その人は10月から出るアルバムには参加しないんだって。事務所のアイドルが一堂に揃う(まあ、もう「一堂に」なんて言葉薄っぺらいけど)音楽イベントにも参加しないんだって。ファンからは脱退しろ、とか言われているらしいし、もうみんな面白がってるでしょう?という領域だ。もちろん彼に対して心底怒っている人もいるだろうし、まあまあそう怒りなさんな、私の推しが無事ならそれでという人もいるだろうし、人の数だけ主張はバラバラで、私もそのうちの1つなのだと思う。どれも否定する気にならないし、どうでもいいと思いたい、という部分も正直ある。
 もうなるようにしかならないし、事務所と本人とメンバーで議論しあって、その決めたことを誠意を持って全うするしかない。だから、私は特に何も期待しないし何も望まないしガッカリすることはない。ただ、彼のことは書こうかなと思って、こうして文章を考えている。
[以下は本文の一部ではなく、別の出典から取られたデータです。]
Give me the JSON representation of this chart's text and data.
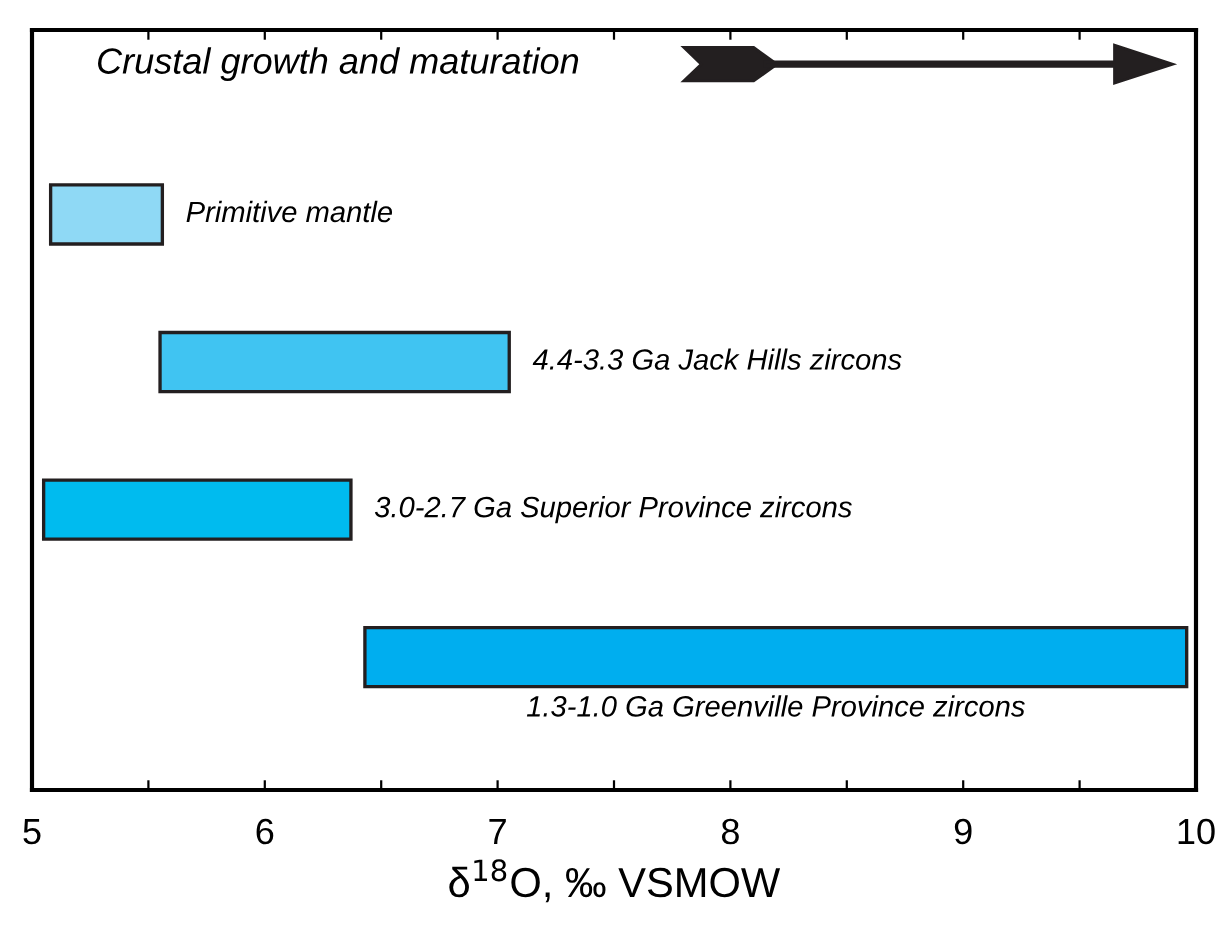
{
  "chart_data": {
    "type": "bar",
    "orientation": "horizontal",
    "categories": [
      "Primitive mantle",
      "4.4-3.3 Ga Jack Hills zircons",
      "3.0-2.7 Ga Superior Province zircons",
      "1.3-1.0 Ga Greenville Province zircons"
    ],
    "base": [
      5.08,
      5.55,
      5.05,
      6.43
    ],
    "values": [
      0.48,
      1.5,
      1.32,
      3.53
    ],
    "colors": [
      "#8fd9f5",
      "#40c4f2",
      "#00bbef",
      "#00aeef"
    ],
    "xlim": [
      5,
      10
    ],
    "xticks": [
      5,
      {
        "value": 5.5,
        "label": null
      },
      6,
      {
        "value": 6.5,
        "label": null
      },
      7,
      {
        "value": 7.5,
        "label": null
      },
      8,
      {
        "value": 8.5,
        "label": null
      },
      9,
      {
        "value": 9.5,
        "label": null
      },
      10
    ],
    "xlabel": "δ$^{18}$O, ‰ VSMOW",
    "annotations": [
      "Crustal growth and maturation"
    ],
    "tick_labels": "x",
    "grid": false,
    "legend": false
  }
}
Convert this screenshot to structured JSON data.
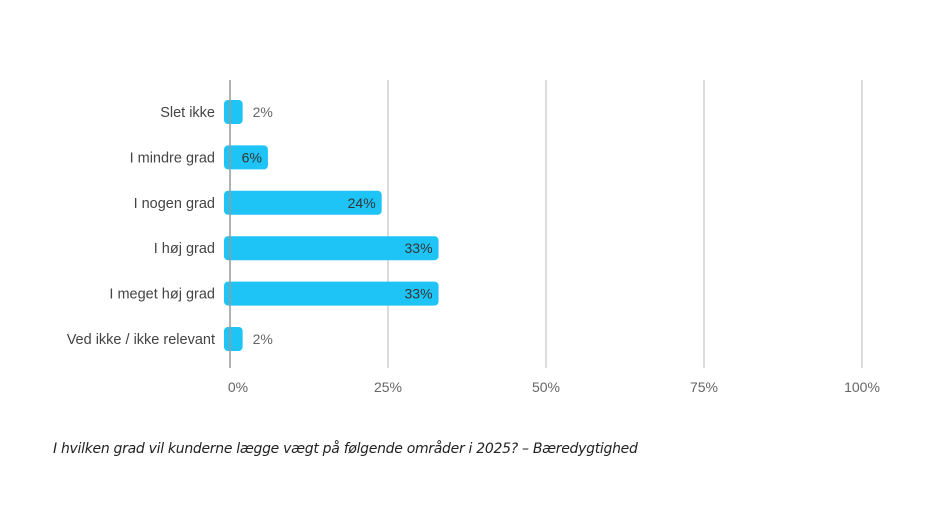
{
  "chart_data": {
    "type": "bar",
    "orientation": "horizontal",
    "categories": [
      "Slet ikke",
      "I mindre grad",
      "I nogen grad",
      "I høj grad",
      "I meget høj grad",
      "Ved ikke / ikke relevant"
    ],
    "values": [
      2,
      6,
      24,
      33,
      33,
      2
    ],
    "data_labels": [
      "2%",
      "6%",
      "24%",
      "33%",
      "33%",
      "2%"
    ],
    "xlim": [
      0,
      100
    ],
    "x_ticks": [
      0,
      25,
      50,
      75,
      100
    ],
    "x_tick_labels": [
      "0%",
      "25%",
      "50%",
      "75%",
      "100%"
    ],
    "grid": true,
    "bar_color": "#1EC4F5",
    "title": "",
    "xlabel": "",
    "ylabel": ""
  },
  "caption": "I hvilken grad vil kunderne lægge vægt på følgende områder i 2025? – Bæredygtighed"
}
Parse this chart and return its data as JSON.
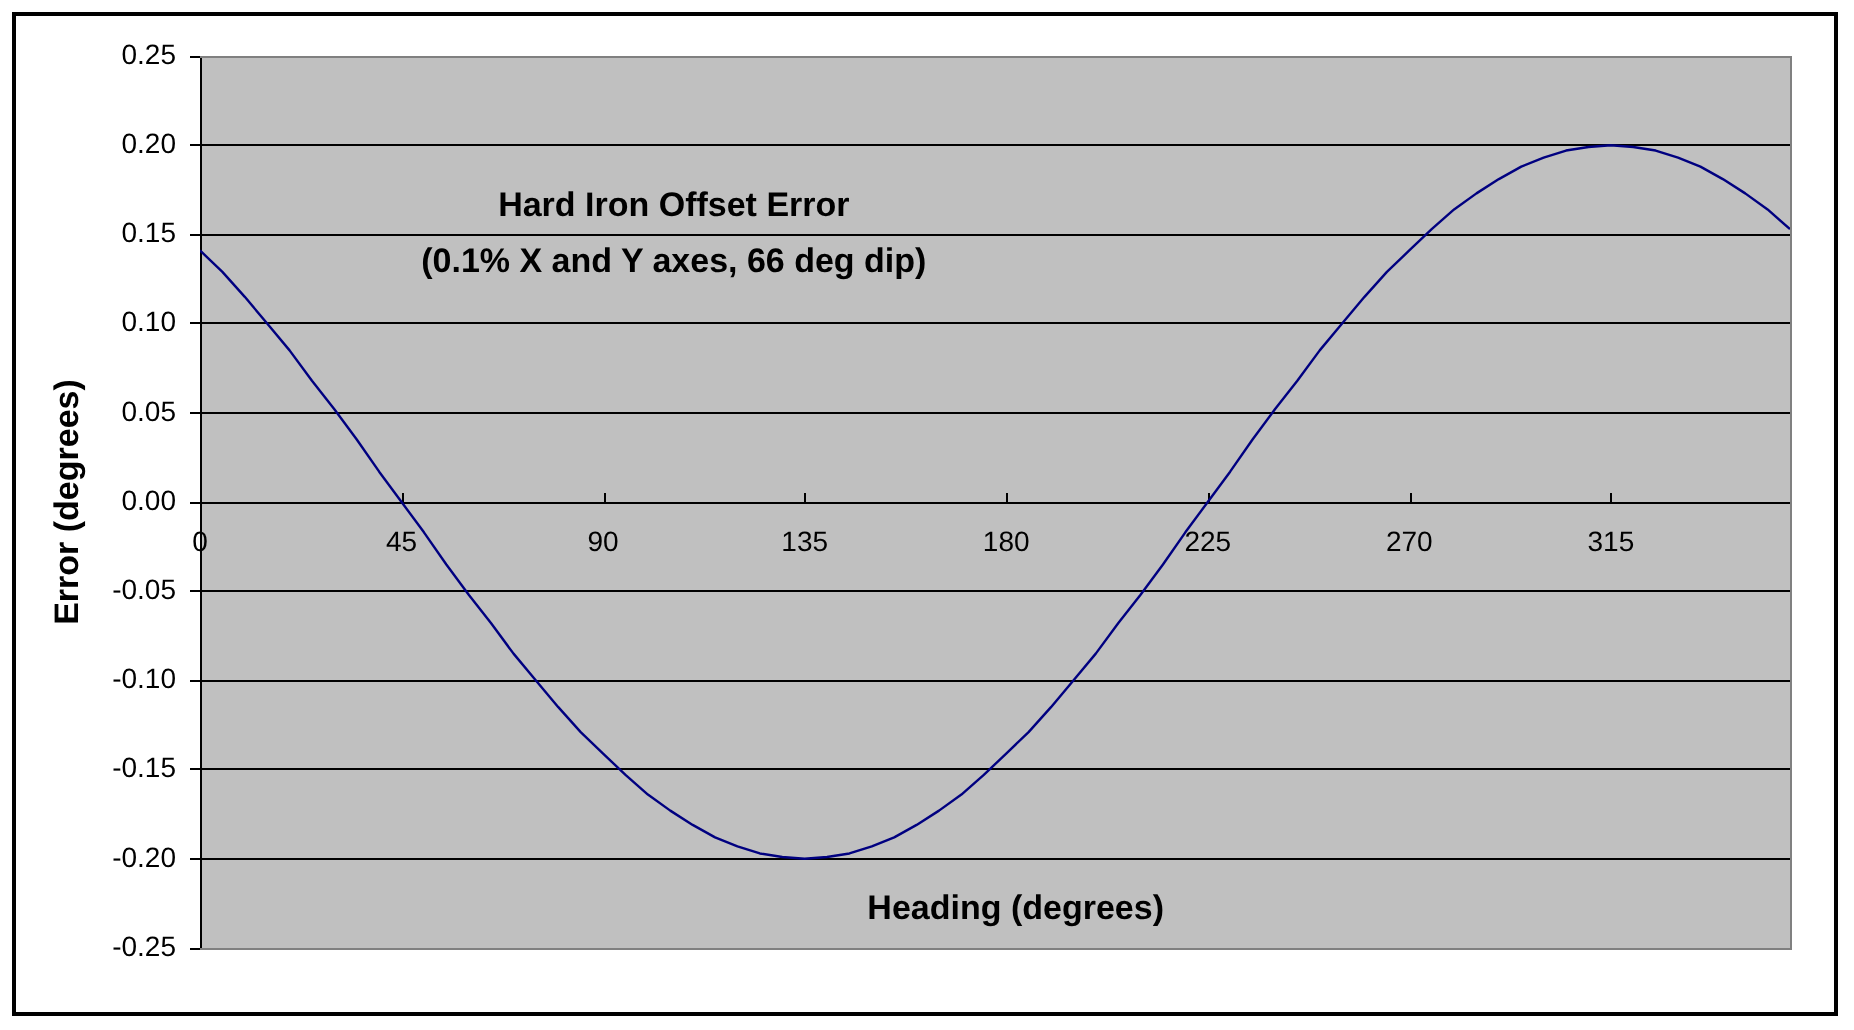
{
  "chart_data": {
    "type": "line",
    "title": "Hard Iron Offset Error",
    "subtitle": "(0.1% X and Y axes, 66 deg dip)",
    "xlabel": "Heading (degrees)",
    "ylabel": "Error (degrees)",
    "x": [
      0,
      5,
      10,
      15,
      20,
      25,
      30,
      35,
      40,
      45,
      50,
      55,
      60,
      65,
      70,
      75,
      80,
      85,
      90,
      95,
      100,
      105,
      110,
      115,
      120,
      125,
      130,
      135,
      140,
      145,
      150,
      155,
      160,
      165,
      170,
      175,
      180,
      185,
      190,
      195,
      200,
      205,
      210,
      215,
      220,
      225,
      230,
      235,
      240,
      245,
      250,
      255,
      260,
      265,
      270,
      275,
      280,
      285,
      290,
      295,
      300,
      305,
      310,
      315,
      320,
      325,
      330,
      335,
      340,
      345,
      350,
      355
    ],
    "series": [
      {
        "color": "#000080",
        "values": [
          0.141,
          0.129,
          0.115,
          0.1,
          0.085,
          0.068,
          0.052,
          0.035,
          0.017,
          0,
          -0.017,
          -0.035,
          -0.052,
          -0.068,
          -0.085,
          -0.1,
          -0.115,
          -0.129,
          -0.141,
          -0.153,
          -0.164,
          -0.173,
          -0.181,
          -0.188,
          -0.193,
          -0.197,
          -0.199,
          -0.2,
          -0.199,
          -0.197,
          -0.193,
          -0.188,
          -0.181,
          -0.173,
          -0.164,
          -0.153,
          -0.141,
          -0.129,
          -0.115,
          -0.1,
          -0.085,
          -0.068,
          -0.052,
          -0.035,
          -0.017,
          0,
          0.017,
          0.035,
          0.052,
          0.068,
          0.085,
          0.1,
          0.115,
          0.129,
          0.141,
          0.153,
          0.164,
          0.173,
          0.181,
          0.188,
          0.193,
          0.197,
          0.199,
          0.2,
          0.199,
          0.197,
          0.193,
          0.188,
          0.181,
          0.173,
          0.164,
          0.153
        ]
      }
    ],
    "xlim": [
      0,
      355
    ],
    "xticks": [
      0,
      45,
      90,
      135,
      180,
      225,
      270,
      315
    ],
    "ylim": [
      -0.25,
      0.25
    ],
    "yticks": [
      0.25,
      {
        "value": 0.2,
        "label": "0.20"
      },
      0.15,
      {
        "value": 0.1,
        "label": "0.10"
      },
      0.05,
      {
        "value": 0,
        "label": "0.00"
      },
      -0.05,
      {
        "value": -0.1,
        "label": "-0.10"
      },
      -0.15,
      {
        "value": -0.2,
        "label": "-0.20"
      },
      -0.25
    ],
    "grid": "y",
    "legend": false,
    "marker": "none",
    "line_style": "solid"
  }
}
 私がまず魅かれたのは、その容姿だった。KPOPアイドルだけど日本人受けしやすそうな顔だち。そして、目立つわけでもなくキラキラしているわけでもなくしかし何かが不足しているわけでもないという「不足」があるところに魅かれた。
 こう表現するとすごい失礼なのだと思うけど、私はあまり「グループのセンター」みたいな圧倒的な人、キラキラしている人、容赦ない人に惹かれない。どちらかというと目立たず、癖がある人が気になってしまう。まあ、私がそういう人間だからかもしれない。
 実際に私が接するとすれば、複雑でややこしい人と同じくらい、単純でカラッカラな人も欲してしまう。その真っ直ぐさに憧れ、救われるから。が、話はアイドルである。とにかく私はややこしそうな人を好きになる傾向があって、彼もそういうタイプそうだった。そして。それは多分外れてない。
 器用で、だからこそずば抜けた何かがなく、自信がなさそうで、「中間管理職」なんて評され。そういう彼が好きだった。彼が結果的にどうなるのか、次の楽曲ではどうなるのか、どう魅せてくるのか。他のメンバーより気になって仕方がなかった。それが、私が彼に惹かれた理由。
 結婚しても、それまでの道のりや結婚した後でファンにとっては酷いと思える対応をしたとしても、私はさほど失望しない。それでこそ彼なのであり、納得できそうな気がしてしまったから。彼が何を思っているのかは知らないが(もしかしたら「正義は我にあり!」って感じなのかもしれない)それでも大変だろうなぁ…。何かを後悔してたりしていたら尚更(あまり後悔はしてなさそうだが)。


 とにかく残念である。
 そう、それだ。


 なんで、なんでそうやって自分で自分を貶めることをするんだ。誰かが否定したとしてもそれは関係ない。だけど、あなたは自分で自分を貶めているようにしか思えない。これから自分が渡る橋を片っ端から壊しているようにしか思えない。そんなことやめればいいのに。

 

 書いていて、ここまで行き着いた。なかなか書いてみないとわからないものだ。

 そして、思う。別に他人事じゃないということを。それも私が彼に魅かれていたところだということを。自分でも思うところはあるのに、自分の人生台無しにするようなことをしてしまうことを。私は少なくともそういうところがあるから、彼をめぐる話はあんまり愉快なものじゃない。推していたからってこととはまた別で。
私という人間は、割とどうしようもない人間だってことを私はここ数年考えていたから、全然笑えないよなぁ。

 ということで、しばらくはゆっくりすれば?という感じだ。周りはうわーっと言うけどさ。気にせず。そんなアドバイスをする人は、彼の周りにはいないのかもね。


 ということで、この話はもうおしまい。
 私は自分で自分の人生壊さないように、日々恐々と生きることにするよ。